Harry eased back. The chair creaked and that was the only sound.
“You don’t know or you don’t want to or you’re not saying,” Chili said. “But from what you tell me, that’s what it sounds like.”
He smiled, wanting Harry to relax.
“You have my interest aroused. I wouldn’t mind knowing more about these guys, if they’re real hardons or they’re giving you a buncha shit. Or what their connections are, if they have any. But what I want to know first,” Chili said, “is why you took their two hunnerd grand to Vegas, put yourself in that kind of a spot. I mean if you’re scared of these guys to begin with . . .”
“I had to,” Harry said, sounding pretty definite about it. “I’ve got a chance to put together a deal that’ll change my life, make me an overnight success after thirty years in the business. . . . But I need a half a million to get it started.”
“A movie,” Chili said, wanting to be sure.
“A blockbuster of a movie.”
“You don’t want to ask your limo guys?”
“I don’t want them anywhere near it,” Harry said. “It’s not their kind of deal, it’s too big.” Harry was hunching over the table again. “See, what happened . . . This’s at the time I’m getting Freaks ready for production. I’ve got a script, but it needs work, get rid of some of the more expensive special effects. So I go see my writer and we discuss revisions. Murray’s good, he’s been with me, he wrote all my Grotesque pictures, some of the others. He’s done I don’t know how many TV scripts, hundreds. He’s done sitcoms, westerns, sci-fi, did a few Twilight Zones . . . Only now he can’t get any TV work ’cause he’s around my age and the networks don’t like to hire any writers over forty. Murray has kind of a drinking problem, too, that doesn’t help. Likes the sauce, smokes four packs a day . . . We’re talking— get back to what I want to tell you—he happens to mention a script he wrote years ago when he was starting out and never sold. I ask him what it’s about. He tells me. It sounds pretty good, so 1 take the script home and read it.” Harry paused. “I read it again, just to be sure. My experience, my instinct, my gut, tells me I have a property here, that with the right actor in the starring role, I can take to any studio in town and practically write my own deal. This one, I know, is gonna take on heat fast. The next day I call Murray, tell him I’m willing to option the script.”
“What’s that mean?”
“You pay a certain amount to own the property for a year, take it off the market. It’s an option to buy. I paid Murray five hundred against twenty-five thousand if I exercise the option, then another twenty-five at the start of principal photography.”
“That doesn’t sound like much.”
“It’s an old script, been shopped around.”
“Then why do you think you can get it made?”

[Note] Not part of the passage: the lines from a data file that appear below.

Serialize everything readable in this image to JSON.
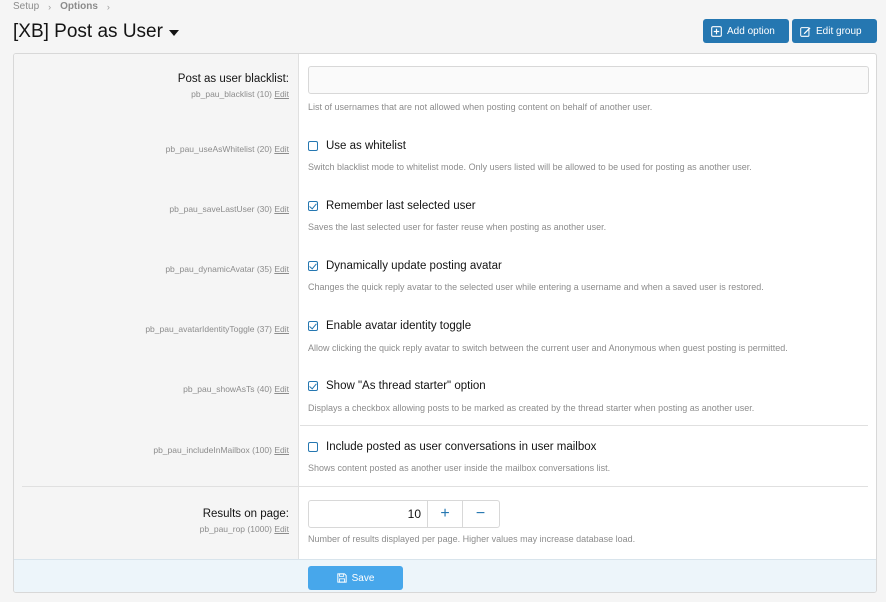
{
  "breadcrumb": {
    "items": [
      "Setup",
      "Options"
    ],
    "separator": "›"
  },
  "page": {
    "title": "[XB] Post as User"
  },
  "toolbar": {
    "add_option_label": "Add option",
    "edit_group_label": "Edit group"
  },
  "options": [
    {
      "label": "Post as user blacklist:",
      "key": "pb_pau_blacklist (10)",
      "edit": "Edit",
      "type": "text",
      "value": "",
      "hint": "List of usernames that are not allowed when posting content on behalf of another user."
    },
    {
      "label": "",
      "key": "pb_pau_useAsWhitelist (20)",
      "edit": "Edit",
      "type": "checkbox",
      "checked": false,
      "checkbox_label": "Use as whitelist",
      "hint": "Switch blacklist mode to whitelist mode. Only users listed will be allowed to be used for posting as another user."
    },
    {
      "label": "",
      "key": "pb_pau_saveLastUser (30)",
      "edit": "Edit",
      "type": "checkbox",
      "checked": true,
      "checkbox_label": "Remember last selected user",
      "hint": "Saves the last selected user for faster reuse when posting as another user."
    },
    {
      "label": "",
      "key": "pb_pau_dynamicAvatar (35)",
      "edit": "Edit",
      "type": "checkbox",
      "checked": true,
      "checkbox_label": "Dynamically update posting avatar",
      "hint": "Changes the quick reply avatar to the selected user while entering a username and when a saved user is restored."
    },
    {
      "label": "",
      "key": "pb_pau_avatarIdentityToggle (37)",
      "edit": "Edit",
      "type": "checkbox",
      "checked": true,
      "checkbox_label": "Enable avatar identity toggle",
      "hint": "Allow clicking the quick reply avatar to switch between the current user and Anonymous when guest posting is permitted."
    },
    {
      "label": "",
      "key": "pb_pau_showAsTs (40)",
      "edit": "Edit",
      "type": "checkbox",
      "checked": true,
      "checkbox_label": "Show \"As thread starter\" option",
      "hint": "Displays a checkbox allowing posts to be marked as created by the thread starter when posting as another user."
    },
    {
      "label": "",
      "key": "pb_pau_includeInMailbox (100)",
      "edit": "Edit",
      "type": "checkbox",
      "checked": false,
      "checkbox_label": "Include posted as user conversations in user mailbox",
      "hint": "Shows content posted as another user inside the mailbox conversations list."
    },
    {
      "label": "Results on page:",
      "key": "pb_pau_rop (1000)",
      "edit": "Edit",
      "type": "number",
      "value": "10",
      "plus": "+",
      "minus": "−",
      "hint": "Number of results displayed per page. Higher values may increase database load."
    }
  ],
  "footer": {
    "save_label": "Save"
  },
  "colors": {
    "accent": "#2577b1",
    "save_button": "#47a7eb",
    "footer_bg": "#edf5fa"
  }
}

“Because on the other hand it’s so old it’s new. The kid studio execs they have now had just come into the world when Murray wrote it.”
“So you don’t buy it,” Chili said, “till you know you have a deal. Is that right?”

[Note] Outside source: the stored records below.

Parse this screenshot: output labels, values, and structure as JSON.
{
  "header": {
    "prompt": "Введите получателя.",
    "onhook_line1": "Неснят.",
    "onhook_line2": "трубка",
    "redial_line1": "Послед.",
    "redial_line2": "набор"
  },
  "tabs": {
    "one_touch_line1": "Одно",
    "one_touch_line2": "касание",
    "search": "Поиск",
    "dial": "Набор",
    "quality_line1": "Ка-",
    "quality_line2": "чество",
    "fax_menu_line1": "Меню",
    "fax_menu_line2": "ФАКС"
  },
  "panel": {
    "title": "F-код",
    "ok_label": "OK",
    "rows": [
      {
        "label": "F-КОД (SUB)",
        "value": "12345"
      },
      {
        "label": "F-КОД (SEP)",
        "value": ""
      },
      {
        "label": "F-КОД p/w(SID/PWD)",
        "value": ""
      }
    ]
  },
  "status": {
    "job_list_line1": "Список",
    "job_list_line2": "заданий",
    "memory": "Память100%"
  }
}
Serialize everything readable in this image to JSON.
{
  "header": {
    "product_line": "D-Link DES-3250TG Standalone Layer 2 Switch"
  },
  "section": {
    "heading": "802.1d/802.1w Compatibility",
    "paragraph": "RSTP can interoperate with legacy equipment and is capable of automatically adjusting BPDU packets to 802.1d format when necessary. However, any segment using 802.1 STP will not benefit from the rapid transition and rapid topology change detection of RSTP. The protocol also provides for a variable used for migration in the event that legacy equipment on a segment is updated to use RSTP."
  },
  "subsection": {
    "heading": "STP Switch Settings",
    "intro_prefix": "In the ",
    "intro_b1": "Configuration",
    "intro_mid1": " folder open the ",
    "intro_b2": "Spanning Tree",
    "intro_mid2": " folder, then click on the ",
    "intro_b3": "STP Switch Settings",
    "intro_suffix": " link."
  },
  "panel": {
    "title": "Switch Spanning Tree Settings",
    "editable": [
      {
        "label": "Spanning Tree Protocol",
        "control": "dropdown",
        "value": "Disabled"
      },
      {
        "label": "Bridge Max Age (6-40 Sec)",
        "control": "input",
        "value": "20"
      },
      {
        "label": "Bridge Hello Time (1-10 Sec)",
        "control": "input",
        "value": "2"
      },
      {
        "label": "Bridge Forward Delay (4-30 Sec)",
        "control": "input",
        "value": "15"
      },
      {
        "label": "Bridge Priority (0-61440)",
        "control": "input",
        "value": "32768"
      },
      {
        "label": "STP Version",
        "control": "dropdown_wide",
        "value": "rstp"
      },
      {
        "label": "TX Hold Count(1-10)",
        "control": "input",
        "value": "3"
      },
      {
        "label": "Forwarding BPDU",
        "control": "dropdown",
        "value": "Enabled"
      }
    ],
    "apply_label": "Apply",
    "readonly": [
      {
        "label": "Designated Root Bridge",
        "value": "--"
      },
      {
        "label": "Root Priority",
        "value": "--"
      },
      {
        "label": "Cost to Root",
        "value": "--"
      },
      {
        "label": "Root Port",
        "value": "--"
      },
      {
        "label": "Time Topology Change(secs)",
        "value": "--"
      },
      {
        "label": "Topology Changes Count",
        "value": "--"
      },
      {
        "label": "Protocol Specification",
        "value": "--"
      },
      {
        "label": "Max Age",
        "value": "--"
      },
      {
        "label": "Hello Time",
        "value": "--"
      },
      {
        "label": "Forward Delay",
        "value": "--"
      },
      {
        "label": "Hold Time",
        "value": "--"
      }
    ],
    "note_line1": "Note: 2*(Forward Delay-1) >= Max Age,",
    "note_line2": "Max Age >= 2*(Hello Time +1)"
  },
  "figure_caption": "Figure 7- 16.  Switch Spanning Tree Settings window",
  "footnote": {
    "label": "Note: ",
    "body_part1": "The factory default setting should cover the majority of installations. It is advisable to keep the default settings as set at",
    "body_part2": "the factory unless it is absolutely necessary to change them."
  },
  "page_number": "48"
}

“Or raise the money independently,” Harry said, “which is the way I prefer to go. You retain control. But with the actor I have in mind, I know I’m looking at a twenty-million-dollar picture, minimum, and that means going to one of the majors. Otherwise I wouldn’t go in a studio to take a leak.”
“You’re so sure it’s a winner,” Chili said, “what’s the problem?”
“I told you, I need a half a million to get started,” Harry said. “See, the guy I want is the kind of star not only can act, he doesn’t mind looking bad on the screen. Tight pants and capped teeth won’t make it in this one. If I could get Gene Hackman, say, we’d be in preproduction as I speak. But Gene’s got something like five pictures lined up he’s committed to, I checked.”